What I had come to realize is that when those subjects had meaning to my children, when math or reading had a purpose, or when they were driven by interest, my children would eagerly engage. But when it was forced upon them, when it was just another new concept that had no particular meaning to them, or something they were not interested in learning at that time, they became disengaged and learning became something akin to pulling teeth.
I have always believed that interest-led learning was the way to go when it came to subjects like science and social studies, based on my own experiences in school. As an adult, like so many others, the only thing I remember from those subjects in school is that which I was interested in, or that which applied to my life. Children learn best and deepest that which they are interested in. So why is it so easy for us to believe this and follow this approach for all the “extra” subjects, but not the core subjects of reading, writing and math? Why do we trust children to learn some things, but then feel that others topics must be pounded into their head?
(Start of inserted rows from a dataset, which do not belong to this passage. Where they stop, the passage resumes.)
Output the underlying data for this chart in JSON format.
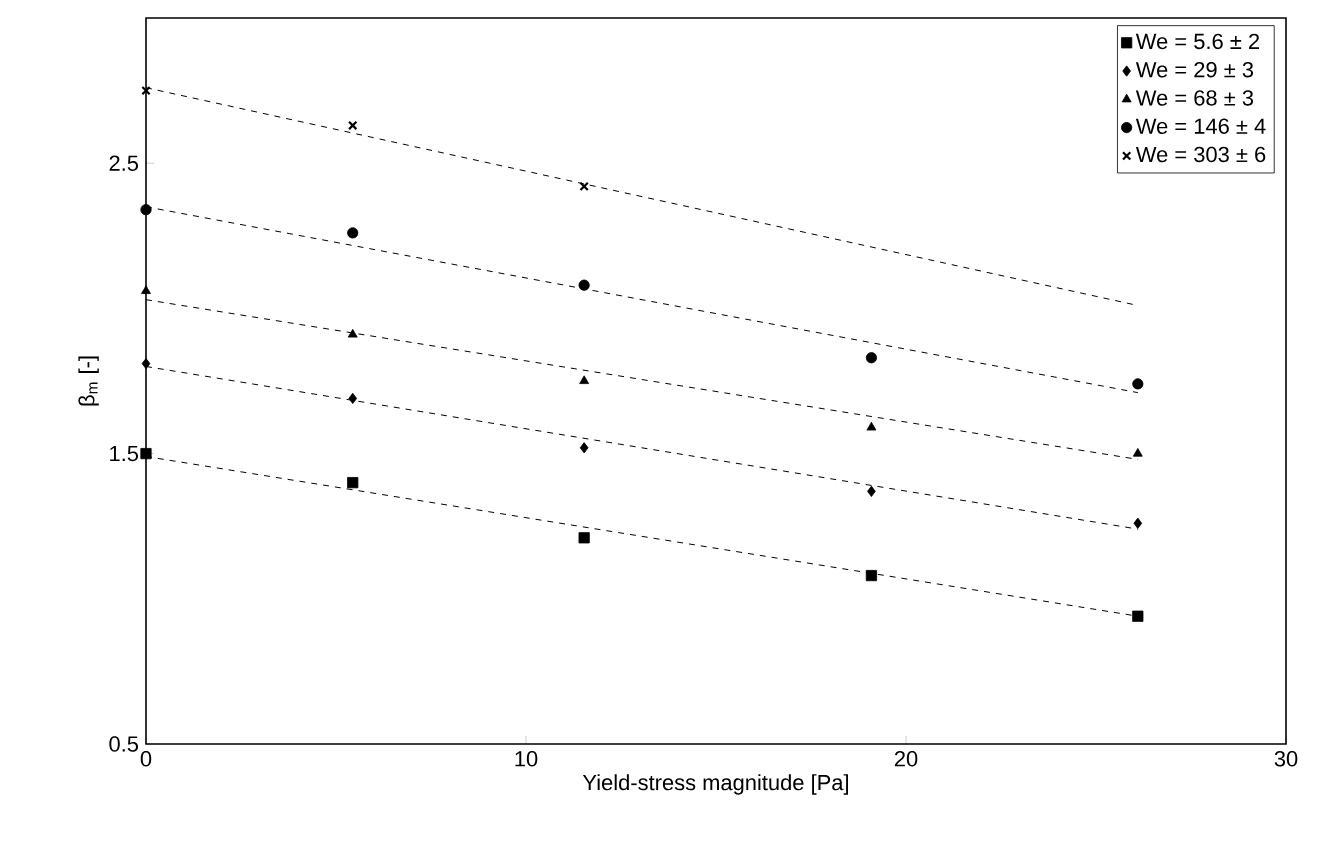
{
  "chart_data": {
    "type": "scatter",
    "xlabel": "Yield-stress magnitude [Pa]",
    "ylabel": "β$_{m}$ [-]",
    "xlim": [
      0,
      30
    ],
    "ylim": [
      0.5,
      3
    ],
    "xticks": [
      0,
      10,
      20,
      30
    ],
    "yticks": [
      0.5,
      1.5,
      2.5
    ],
    "grid": false,
    "legend": "top right",
    "series": [
      {
        "name": "We = 5.6 ± 2",
        "marker": "square",
        "color": "#000000",
        "x": [
          0,
          5.44,
          11.53,
          19.09,
          26.1
        ],
        "values": [
          1.5,
          1.4,
          1.21,
          1.08,
          0.94
        ]
      },
      {
        "name": "We = 29 ± 3",
        "marker": "diamond",
        "color": "#000000",
        "x": [
          0,
          5.44,
          11.53,
          19.09,
          26.1
        ],
        "values": [
          1.81,
          1.69,
          1.52,
          1.37,
          1.26
        ]
      },
      {
        "name": "We = 68 ± 3",
        "marker": "triangle",
        "color": "#000000",
        "x": [
          0,
          5.44,
          11.53,
          19.09,
          26.1
        ],
        "values": [
          2.06,
          1.91,
          1.75,
          1.59,
          1.5
        ]
      },
      {
        "name": "We = 146 ± 4",
        "marker": "circle",
        "color": "#000000",
        "x": [
          0,
          5.44,
          11.53,
          19.09,
          26.1
        ],
        "values": [
          2.34,
          2.26,
          2.08,
          1.83,
          1.74
        ]
      },
      {
        "name": "We = 303 ± 6",
        "marker": "cross",
        "color": "#000000",
        "x": [
          0,
          5.44,
          11.53
        ],
        "values": [
          2.75,
          2.63,
          2.42
        ]
      },
      {
        "type": "line",
        "line_style": "dashed",
        "marker": "none",
        "color": "#000000",
        "x": [
          0,
          26.1
        ],
        "values": [
          1.49,
          0.94
        ]
      },
      {
        "type": "line",
        "line_style": "dashed",
        "marker": "none",
        "color": "#000000",
        "x": [
          0,
          26.1
        ],
        "values": [
          1.8,
          1.24
        ]
      },
      {
        "type": "line",
        "line_style": "dashed",
        "marker": "none",
        "color": "#000000",
        "x": [
          0,
          26.1
        ],
        "values": [
          2.03,
          1.48
        ]
      },
      {
        "type": "line",
        "line_style": "dashed",
        "marker": "none",
        "color": "#000000",
        "x": [
          0,
          26.1
        ],
        "values": [
          2.35,
          1.71
        ]
      },
      {
        "type": "line",
        "line_style": "dashed",
        "marker": "none",
        "color": "#000000",
        "x": [
          0,
          26.1
        ],
        "values": [
          2.76,
          2.01
        ]
      }
    ]
  }
}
That was not what I wanted for my children. I didn’t want my children forced through rote learning. I want my children to desire learning about subjects because they could see the worth and value in their lives, because they have meaning to them. I wanted learning to be something we could enjoy doing together as a family, I wanted it to be something that brings us closer together – not something that tears us apart.
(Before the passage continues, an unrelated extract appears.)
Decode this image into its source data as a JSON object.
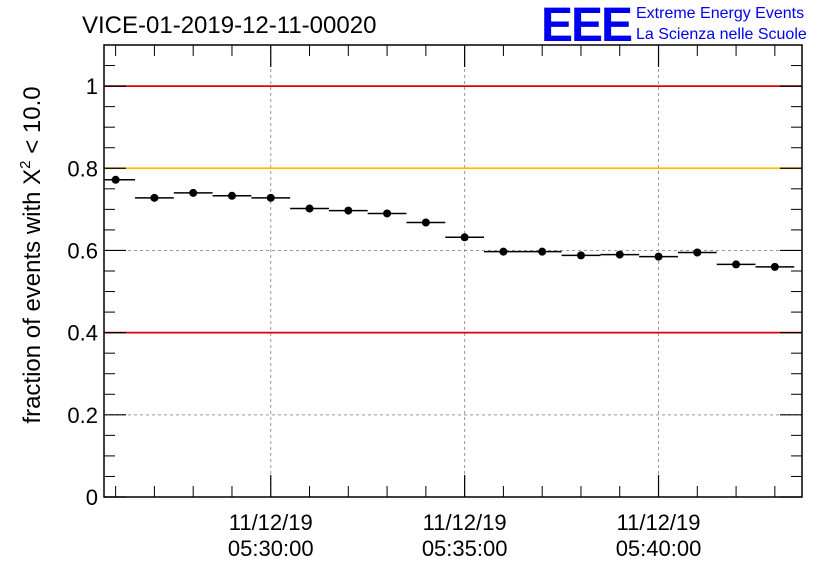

Ultimately, I wanted what my original vision of homeschooling was so many years ago: I wanted it to be a warm, engaging time together as a family. A time where we curled up on the couch together reading, where we explored interesting science and history topics together, where we engaged in meaningful art projects, learned to appreciate nature and music, learned handicrafts and homemaking skills.
As I read more about unschooling, as I continued to talk to other parents who had made this choice, I was starting to see an education that no longer involved rigid workbooks with right and wrong answers that would stress my daughter out. Likewise, no more excessively long lessons that would make it hard for my son to stay focused. I saw a education of freedom that would allow my artistic and creative son to integrate his passion with his learning; that would allow us to support my daughter’s budding interest in music and handicrafts. In short, for the first time in a long time, I was starting to catch a glimpse of my original vision. Welcome back!